The Aukeses contend the district court erred when it found Cindy had sufficient knowledge to place her on inquiry notice as of February 18, 1998, the day she last sought treatment from Dr. Creagh. In light of Dr. Creagh’s assurances that Cindy was experiencing only normal post-operative symptoms, and that those symptoms would diminish in time, we are uncertain as to whether Cindy was on inquiry notice as of the very date she last saw Dr. Creagh. We need not decide that question, however, as we conclude Cindy was on inquiry notice more than two years prior to the filing of the petition in this matter.

The Aukeses claim Cindy should not have known and in fact could not have known she had been injured by allegedly unnecessary procedures and their results, rather than simply experiencing normal post-operative symptoms, until Dr. Zagoren wrote his August 23, 2000 letter. Their argument presupposes that, in the three preceding years, Cindy never possessed sufficient facts to give rise to a duty to conduct a reasonably diligent investigation. However, our review of the record, viewing the facts in the light most favorable to the Aukeses, indicates that Cindy did possess such facts at least by the time she underwent gallbladder surgery, in August 1998.

At that point Cindy had experienced undiminishing post-operative symptoms for over one year. In addition, approximately six months had passed since she had terminated her relationship with Dr. Creagh; enough time to determine that any assurances she received from Dr. Creagh had not proved valid. Moreover, at that point she had evidence that, rather than improving, her gastric-related difficulties had worsened.

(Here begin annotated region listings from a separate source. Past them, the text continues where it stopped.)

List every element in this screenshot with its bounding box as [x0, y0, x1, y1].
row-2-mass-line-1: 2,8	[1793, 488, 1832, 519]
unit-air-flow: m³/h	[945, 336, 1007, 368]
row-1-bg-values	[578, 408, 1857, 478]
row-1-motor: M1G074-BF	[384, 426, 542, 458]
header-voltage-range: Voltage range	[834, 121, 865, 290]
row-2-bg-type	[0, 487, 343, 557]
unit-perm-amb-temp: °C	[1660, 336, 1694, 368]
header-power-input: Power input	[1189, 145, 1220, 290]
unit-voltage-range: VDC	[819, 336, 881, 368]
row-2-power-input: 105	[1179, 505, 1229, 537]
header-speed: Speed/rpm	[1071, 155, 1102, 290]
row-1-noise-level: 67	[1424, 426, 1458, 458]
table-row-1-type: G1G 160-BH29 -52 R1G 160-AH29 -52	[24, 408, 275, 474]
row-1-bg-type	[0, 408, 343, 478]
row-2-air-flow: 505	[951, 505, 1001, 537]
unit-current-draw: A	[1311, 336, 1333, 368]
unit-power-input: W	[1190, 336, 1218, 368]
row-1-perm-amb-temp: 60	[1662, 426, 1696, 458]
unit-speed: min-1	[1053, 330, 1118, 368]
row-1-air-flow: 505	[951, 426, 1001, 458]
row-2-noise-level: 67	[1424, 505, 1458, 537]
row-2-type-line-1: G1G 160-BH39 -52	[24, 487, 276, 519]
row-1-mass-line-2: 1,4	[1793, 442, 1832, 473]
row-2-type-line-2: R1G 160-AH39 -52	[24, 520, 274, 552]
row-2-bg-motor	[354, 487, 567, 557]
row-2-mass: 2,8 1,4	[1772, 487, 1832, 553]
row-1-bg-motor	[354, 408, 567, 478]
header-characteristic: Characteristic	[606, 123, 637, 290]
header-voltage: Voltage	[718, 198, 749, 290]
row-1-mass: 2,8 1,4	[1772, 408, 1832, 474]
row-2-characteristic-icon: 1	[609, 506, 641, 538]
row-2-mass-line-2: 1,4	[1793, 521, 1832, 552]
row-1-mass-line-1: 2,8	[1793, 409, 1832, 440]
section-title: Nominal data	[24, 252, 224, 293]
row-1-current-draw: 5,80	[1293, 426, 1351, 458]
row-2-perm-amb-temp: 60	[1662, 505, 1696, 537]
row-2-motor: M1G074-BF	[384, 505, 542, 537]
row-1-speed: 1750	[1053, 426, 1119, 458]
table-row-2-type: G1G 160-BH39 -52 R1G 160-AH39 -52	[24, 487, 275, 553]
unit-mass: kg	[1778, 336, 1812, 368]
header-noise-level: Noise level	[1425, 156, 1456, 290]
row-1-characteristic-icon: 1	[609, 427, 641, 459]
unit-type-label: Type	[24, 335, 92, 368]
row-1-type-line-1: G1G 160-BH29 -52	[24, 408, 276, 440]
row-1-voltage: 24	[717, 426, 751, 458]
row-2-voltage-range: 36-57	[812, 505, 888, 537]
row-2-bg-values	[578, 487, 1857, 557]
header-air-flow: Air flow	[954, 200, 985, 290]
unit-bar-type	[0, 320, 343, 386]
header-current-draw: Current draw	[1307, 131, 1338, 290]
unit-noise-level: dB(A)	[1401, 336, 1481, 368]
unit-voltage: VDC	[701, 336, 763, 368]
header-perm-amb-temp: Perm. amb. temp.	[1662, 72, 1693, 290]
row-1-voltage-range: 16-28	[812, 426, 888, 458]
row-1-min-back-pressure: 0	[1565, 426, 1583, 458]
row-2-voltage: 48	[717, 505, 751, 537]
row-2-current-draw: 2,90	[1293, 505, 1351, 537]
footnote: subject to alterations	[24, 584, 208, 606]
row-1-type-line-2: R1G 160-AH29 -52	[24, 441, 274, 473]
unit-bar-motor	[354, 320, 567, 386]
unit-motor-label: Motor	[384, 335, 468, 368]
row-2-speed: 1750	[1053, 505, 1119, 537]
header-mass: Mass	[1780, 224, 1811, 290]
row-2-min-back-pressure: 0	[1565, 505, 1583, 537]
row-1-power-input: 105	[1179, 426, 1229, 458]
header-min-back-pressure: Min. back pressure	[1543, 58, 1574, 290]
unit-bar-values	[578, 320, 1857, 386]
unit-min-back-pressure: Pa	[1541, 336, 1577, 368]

While Cindy may not have known the specifics of her injury at that time, she did possess facts sufficient to place her on inquiry notice.[2] Because Cindy was on inquiry notice no later than August 20, 1998, over two and one half years prior to when the petition was filed, Iowa Code section 614.1(9) serves to bar the Aukeses’ claims. The district court did not err in granting Dr. Creagh’s motion for summary judgment.

AFFIRMED.

[1] Cindy alleged Dr. Creagh had breached the standard of care, failed to properly examine, diagnose and evaluate Cindy’s condition, and performed an unnecessary and outdated surgery. Scott alleged a loss of consortium.

[2] The Aukeses contend that, even if Cindy were on inquiry notice in August 1998, that notice served to bar only a claim for any injury caused by the truncal vagotomy and pyloroplasty, and not a claim for any injury caused by the Nissen fundoplication. They rely on the fact Cindy stated she believed her gastric problems were caused by the cutting of nerves to her stomach, but never referred to concerns related to the tightening of her esophageal sphincter. We cannot agree with this reasoning. The question is whether Cindy would have discovered her injury or injuries, whatever their cause, through a reasonably diligent investigation. There is nothing in the record from which it can be concluded that such an inquiry would have revealed any injury caused by the truncal vagotomy and pyloroplasty, but not any injury caused by the Nissen fundoplication. We find no basis upon which to differentiate the claims.